Caught Orange Handed

After a night of much drunkeness, friend 'X' crashes with a drinking pal 'Y' (subject of another blog down the road), at another friend's 'Z' house. (Note: I am not part of this night of drunkeness--I'm an old boring guy who stayed in that night.)
X and Y end up making out and having 'happy fun times' that night EVEN THOUGH a 'pillow barrier' had been erected by X between them to keep both X and Y honest & pure. (Note: the pillow barrier's effectiveness has not proven well with either X or Y.)

I go to pick X up for church the next morning. Later, walking to brunch, I notice that his hand is VERY orange--disturbingly orange--like a rash gone REALLY bad.

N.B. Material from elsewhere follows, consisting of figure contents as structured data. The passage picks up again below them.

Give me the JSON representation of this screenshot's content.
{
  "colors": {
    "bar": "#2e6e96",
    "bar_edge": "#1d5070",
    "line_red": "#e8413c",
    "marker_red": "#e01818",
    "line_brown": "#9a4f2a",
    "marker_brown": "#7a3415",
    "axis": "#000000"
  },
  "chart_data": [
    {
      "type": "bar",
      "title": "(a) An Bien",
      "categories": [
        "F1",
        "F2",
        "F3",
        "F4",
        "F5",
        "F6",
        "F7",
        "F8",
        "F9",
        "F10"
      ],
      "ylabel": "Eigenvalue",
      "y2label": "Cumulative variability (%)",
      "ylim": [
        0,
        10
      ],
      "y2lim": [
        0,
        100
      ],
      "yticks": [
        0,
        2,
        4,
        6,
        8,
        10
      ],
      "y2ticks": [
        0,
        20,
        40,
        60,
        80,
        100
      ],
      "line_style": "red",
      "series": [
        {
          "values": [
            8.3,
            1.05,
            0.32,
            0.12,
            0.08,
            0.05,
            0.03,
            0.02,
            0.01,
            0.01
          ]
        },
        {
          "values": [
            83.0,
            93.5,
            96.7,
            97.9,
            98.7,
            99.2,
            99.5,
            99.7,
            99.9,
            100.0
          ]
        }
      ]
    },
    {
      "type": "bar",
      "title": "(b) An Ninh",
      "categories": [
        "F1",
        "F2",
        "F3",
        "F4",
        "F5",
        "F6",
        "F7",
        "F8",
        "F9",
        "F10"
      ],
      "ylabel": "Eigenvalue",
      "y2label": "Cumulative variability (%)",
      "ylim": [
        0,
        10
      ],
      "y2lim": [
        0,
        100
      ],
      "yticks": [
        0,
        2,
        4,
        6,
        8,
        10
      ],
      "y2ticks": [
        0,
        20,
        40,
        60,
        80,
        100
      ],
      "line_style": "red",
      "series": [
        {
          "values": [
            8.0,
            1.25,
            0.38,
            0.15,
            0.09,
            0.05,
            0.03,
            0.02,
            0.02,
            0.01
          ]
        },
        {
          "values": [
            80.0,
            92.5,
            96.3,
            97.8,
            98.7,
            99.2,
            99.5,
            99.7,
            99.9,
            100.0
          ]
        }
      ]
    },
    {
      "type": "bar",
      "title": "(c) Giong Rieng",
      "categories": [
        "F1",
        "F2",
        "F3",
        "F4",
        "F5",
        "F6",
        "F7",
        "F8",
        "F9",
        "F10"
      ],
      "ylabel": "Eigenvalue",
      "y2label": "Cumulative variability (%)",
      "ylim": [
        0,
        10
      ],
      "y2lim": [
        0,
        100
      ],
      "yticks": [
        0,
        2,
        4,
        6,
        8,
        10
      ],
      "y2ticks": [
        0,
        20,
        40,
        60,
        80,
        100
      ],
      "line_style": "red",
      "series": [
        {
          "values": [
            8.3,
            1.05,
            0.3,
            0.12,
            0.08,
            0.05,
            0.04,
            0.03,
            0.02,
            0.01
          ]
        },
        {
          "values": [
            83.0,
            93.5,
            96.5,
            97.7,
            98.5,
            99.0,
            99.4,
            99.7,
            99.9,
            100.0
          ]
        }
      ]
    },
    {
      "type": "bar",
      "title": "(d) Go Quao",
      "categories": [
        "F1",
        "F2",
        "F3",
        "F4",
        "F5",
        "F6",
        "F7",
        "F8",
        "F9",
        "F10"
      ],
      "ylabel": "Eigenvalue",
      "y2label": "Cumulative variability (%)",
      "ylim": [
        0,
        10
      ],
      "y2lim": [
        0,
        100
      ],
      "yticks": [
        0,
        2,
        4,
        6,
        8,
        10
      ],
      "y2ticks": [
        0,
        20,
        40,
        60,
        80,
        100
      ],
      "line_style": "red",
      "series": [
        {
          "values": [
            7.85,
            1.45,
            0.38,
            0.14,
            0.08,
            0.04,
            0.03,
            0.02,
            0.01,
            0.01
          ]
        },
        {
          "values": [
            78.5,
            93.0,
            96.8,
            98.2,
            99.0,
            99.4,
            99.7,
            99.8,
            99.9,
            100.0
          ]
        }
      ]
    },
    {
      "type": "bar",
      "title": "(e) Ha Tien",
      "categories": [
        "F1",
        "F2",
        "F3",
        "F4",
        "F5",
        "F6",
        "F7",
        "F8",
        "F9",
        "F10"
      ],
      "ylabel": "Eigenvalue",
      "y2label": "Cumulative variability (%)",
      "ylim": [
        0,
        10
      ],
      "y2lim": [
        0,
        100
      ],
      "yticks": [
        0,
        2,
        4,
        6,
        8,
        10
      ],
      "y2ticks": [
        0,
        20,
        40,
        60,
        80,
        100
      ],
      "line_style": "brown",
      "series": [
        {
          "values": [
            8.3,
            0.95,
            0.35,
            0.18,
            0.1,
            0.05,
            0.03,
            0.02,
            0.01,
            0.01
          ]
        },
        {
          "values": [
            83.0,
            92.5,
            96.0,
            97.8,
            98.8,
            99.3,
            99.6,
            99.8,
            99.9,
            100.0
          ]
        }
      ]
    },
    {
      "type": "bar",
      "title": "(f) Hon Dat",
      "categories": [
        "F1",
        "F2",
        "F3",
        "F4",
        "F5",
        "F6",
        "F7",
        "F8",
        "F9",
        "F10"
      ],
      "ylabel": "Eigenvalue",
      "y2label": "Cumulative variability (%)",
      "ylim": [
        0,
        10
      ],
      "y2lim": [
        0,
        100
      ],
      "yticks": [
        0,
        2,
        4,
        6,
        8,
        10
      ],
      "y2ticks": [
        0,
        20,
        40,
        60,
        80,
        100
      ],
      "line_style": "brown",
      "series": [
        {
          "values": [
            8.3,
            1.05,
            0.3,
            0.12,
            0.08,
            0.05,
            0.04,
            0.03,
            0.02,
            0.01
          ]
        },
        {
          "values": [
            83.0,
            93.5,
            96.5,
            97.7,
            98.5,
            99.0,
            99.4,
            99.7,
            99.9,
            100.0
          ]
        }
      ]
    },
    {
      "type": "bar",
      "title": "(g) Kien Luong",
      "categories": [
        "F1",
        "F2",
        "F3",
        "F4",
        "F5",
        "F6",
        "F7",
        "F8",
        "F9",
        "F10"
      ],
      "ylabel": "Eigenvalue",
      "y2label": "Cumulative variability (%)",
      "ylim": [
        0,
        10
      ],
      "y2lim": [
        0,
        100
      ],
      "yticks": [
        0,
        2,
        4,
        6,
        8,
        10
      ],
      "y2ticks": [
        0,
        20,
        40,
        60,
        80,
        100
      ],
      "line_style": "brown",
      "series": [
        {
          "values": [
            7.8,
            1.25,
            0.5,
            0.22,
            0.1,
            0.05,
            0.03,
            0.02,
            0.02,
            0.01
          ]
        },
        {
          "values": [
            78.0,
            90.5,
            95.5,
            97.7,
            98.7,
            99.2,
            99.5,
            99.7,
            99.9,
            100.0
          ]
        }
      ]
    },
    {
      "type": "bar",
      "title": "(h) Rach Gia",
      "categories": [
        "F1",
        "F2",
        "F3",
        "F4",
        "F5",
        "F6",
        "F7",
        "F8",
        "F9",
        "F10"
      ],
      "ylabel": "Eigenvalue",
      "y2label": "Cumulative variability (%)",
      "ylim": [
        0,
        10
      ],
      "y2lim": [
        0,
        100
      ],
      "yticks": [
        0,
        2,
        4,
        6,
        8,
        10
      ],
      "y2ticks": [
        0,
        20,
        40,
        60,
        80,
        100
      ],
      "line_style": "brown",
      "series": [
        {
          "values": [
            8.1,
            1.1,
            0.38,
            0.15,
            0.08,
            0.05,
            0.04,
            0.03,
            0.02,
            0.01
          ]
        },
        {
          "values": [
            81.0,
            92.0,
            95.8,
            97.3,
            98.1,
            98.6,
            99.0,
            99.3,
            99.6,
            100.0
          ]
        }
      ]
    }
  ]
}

Me: What's wrong with your hand?
X: I made out with Y last night when we crashed at Z's.
Me: The pillow barrier didn't work again?
X: Yup.

Me: So what did you do to your hand?
X: I borrowed some lotion from the nightstand and didn't read it well.
Me: Self-tanning lotion?
X: Yup.

A friend couple is going to brunch with us.
As we're walking to brunch, Kevin looks over at X's hands.

Kevin: It looks like you made love to a cheeto.
X: I know, it's bad, isn't it?

I'm kind of glad I stayed in that night and went to church the next day.
I wonder if Y will panic when he sees his cheeto?
I wonder what Z will do with those sheets?

1 comment:

Fancy Pants said...

Oh boy. Yeh, pillow barriers aren't always effective.

Btw, sorry bout the politics thing, geez, I feel like I tried to school ya or something. Please ignore it, I was bored at work and that leads to terrible things!